Léo Voight é um dos idealizadores do 
projeto de capacitação Geração Dux Léo Voight é um dos idealizadores do projeto de capacitação de lideranças Geração Dux Foto: FREDY VIEIRA/JC

Programa gratuito de desenvolvimento de lideranças jovens recebe inscrições até 7 de abril

Geração DUX acontece em Porto Alegre e está na terceira edição

Léo Voight, 58 anos, é um dos idealizadores do programa de desenvolvimento de lideranças Geração Dux, criado pela Fundação Gerações, que chega na sua terceira edição em Porto Alegre. De forma gratuita, jovens entre 20 e 32 anos terão encontros periódicos entre maio e dezembro para aprenderem mais sobre empreendedorismo e se capacitar para o protagonismo em causas de impacto coletivo. Para se inscrever, até o dia 7 de abril, é preciso estar cursando a partir da metade do Ensino Superior ou já ter graduação e possuir vínculo com uma organização pública, privada ou da sociedade civil. E, claro, ter espírito empreendedor. Detalhes no site geracaodux.com.br.
GeraçãoE - De onde surgiu o Geração Dux e por que em Porto Alegre?
Léo Voight - A ideia surge de dois fatos determinantes. O primeiro é que a Fundação Gerações desejava criar um programa, no curto prazo, para prestar serviço às organizações da sociedade gaúcha, porque esta é a missão da fundação. Enquanto nós estamos formando o fundo Gerações, que é para investir na sociedade, também desejamos criar um programa que seja útil agora. E uma das coisas mais importantes num estado em crise seria ajudar a aperfeiçoar ou as organizações, ou a liderança. Aí nasce a segunda determinante do surgimento dessa ideia, que é o fato de que nós, diretores, ao longo da nossa juventude, fomos beneficiados por programas de desenvolvimento de liderança juvenil. Nós fomos uma geração de gestores privilegiada com o acesso a esses programas. Achamos que é nosso papel oferecer às novas gerações novas oportunidades. Fazemos em Porto Alegre por duas razões: a primeira é porque somos uma fundação cujo foco de atuação é o Rio Grande do Sul. A segunda, pois aqui há uma sociedade com depressão coletiva, com perda de liderança, de capital humano, social, intelectual. Então é exatamente para fazer um esforço na contramão do que a vida, o mercado e a crise têm determinado.
GE - O que você considera fundamental em uma liderança?
Léo - Um atributo fundamental é que a liderança seja sempre porta-voz da sua circunstância. Isso envolve o momento histórico e as pessoas e organizações que estão em seu entorno. Quando o líder tem a noção de que é um ente orgânico de uma coletividade, ele deixa de ter um olhar individualista e competitivo, passa a ser muito mais a expressão da sua realidade e beneficia essa comunidade. Nós somos convictos que líderes que têm essa noção de público, de coletividade; e têm noção de vínculo orgânico com a sua realidade, tornam a organização onde estão mais forte. E um estado que é formado por organizações fortes é um estado mais sustentável.
GE - Qual o papel dos líderes hoje?
Léo - Compreender que esse tempo é um momento de queima de capital e fazer o esforço de não reproduzir isso. Não reproduzir a queima de capital humano, cultural, financeiro, histórico na sua organização, no seu ambiente. Ajudar a fazer coisas inovadoras na sociedade, que rompam com este trem que está perdendo todos os badulaques no meio do caminho.
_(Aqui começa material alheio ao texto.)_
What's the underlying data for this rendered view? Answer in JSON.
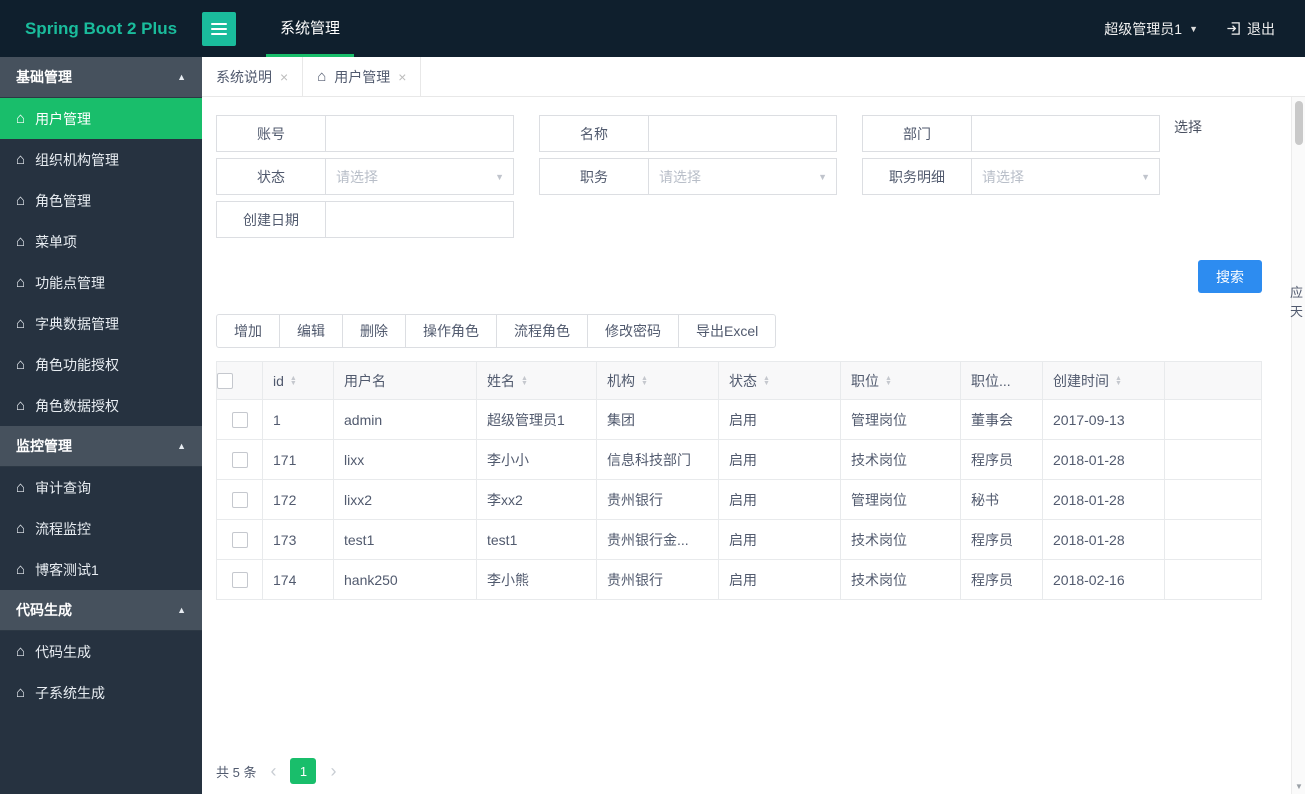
{
  "topbar": {
    "logo": "Spring Boot 2 Plus",
    "nav_item": "系统管理",
    "user": "超级管理员1",
    "logout": "退出"
  },
  "sidebar": {
    "sections": [
      {
        "title": "基础管理",
        "items": [
          "用户管理",
          "组织机构管理",
          "角色管理",
          "菜单项",
          "功能点管理",
          "字典数据管理",
          "角色功能授权",
          "角色数据授权"
        ]
      },
      {
        "title": "监控管理",
        "items": [
          "审计查询",
          "流程监控",
          "博客测试1"
        ]
      },
      {
        "title": "代码生成",
        "items": [
          "代码生成",
          "子系统生成"
        ]
      }
    ]
  },
  "tabs": [
    {
      "label": "系统说明"
    },
    {
      "label": "用户管理"
    }
  ],
  "form": {
    "fields": [
      {
        "label": "账号",
        "type": "text",
        "value": ""
      },
      {
        "label": "名称",
        "type": "text",
        "value": ""
      },
      {
        "label": "部门",
        "type": "text",
        "value": ""
      },
      {
        "label": "状态",
        "type": "select",
        "placeholder": "请选择"
      },
      {
        "label": "职务",
        "type": "select",
        "placeholder": "请选择"
      },
      {
        "label": "职务明细",
        "type": "select",
        "placeholder": "请选择"
      },
      {
        "label": "创建日期",
        "type": "text",
        "value": ""
      }
    ],
    "choose_label": "选择",
    "search_button": "搜索"
  },
  "toolbar": [
    "增加",
    "编辑",
    "删除",
    "操作角色",
    "流程角色",
    "修改密码",
    "导出Excel"
  ],
  "table": {
    "headers": [
      {
        "label": "id",
        "sortable": true
      },
      {
        "label": "用户名",
        "sortable": false
      },
      {
        "label": "姓名",
        "sortable": true
      },
      {
        "label": "机构",
        "sortable": true
      },
      {
        "label": "状态",
        "sortable": true
      },
      {
        "label": "职位",
        "sortable": true
      },
      {
        "label": "职位...",
        "sortable": false
      },
      {
        "label": "创建时间",
        "sortable": true
      }
    ],
    "rows": [
      [
        "1",
        "admin",
        "超级管理员1",
        "集团",
        "启用",
        "管理岗位",
        "董事会",
        "2017-09-13"
      ],
      [
        "171",
        "lixx",
        "李小小",
        "信息科技部门",
        "启用",
        "技术岗位",
        "程序员",
        "2018-01-28"
      ],
      [
        "172",
        "lixx2",
        "李xx2",
        "贵州银行",
        "启用",
        "管理岗位",
        "秘书",
        "2018-01-28"
      ],
      [
        "173",
        "test1",
        "test1",
        "贵州银行金...",
        "启用",
        "技术岗位",
        "程序员",
        "2018-01-28"
      ],
      [
        "174",
        "hank250",
        "李小熊",
        "贵州银行",
        "启用",
        "技术岗位",
        "程序员",
        "2018-02-16"
      ]
    ]
  },
  "pagination": {
    "total": "共 5 条",
    "page": "1"
  },
  "edge_text": [
    "应",
    "天"
  ],
  "colors": {
    "logo_teal": "#1abc9c",
    "accent_green": "#19be6b",
    "search_blue": "#2d8cf0",
    "topbar_bg": "#0f1f2d",
    "sidebar_bg": "#263240",
    "section_header_bg": "#46515d"
  }
}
É compartilhar esta visão estratégica que o líder Dux acessa, forma e desenvolve no programa.
GE - E qual o desafio de empreender no terceiro setor?
Léo - Estou convencido de que empreender no terceiro setor é construir serviços que sejam assistenciais para os necessitados, mas que isso se transforme numa prestação de serviço tão grande que acaba sendo valorizado pelo mercado. Empreender no terceiro setor é conseguir prestar um serviço que seja útil e sustentável. O resto é filantropia.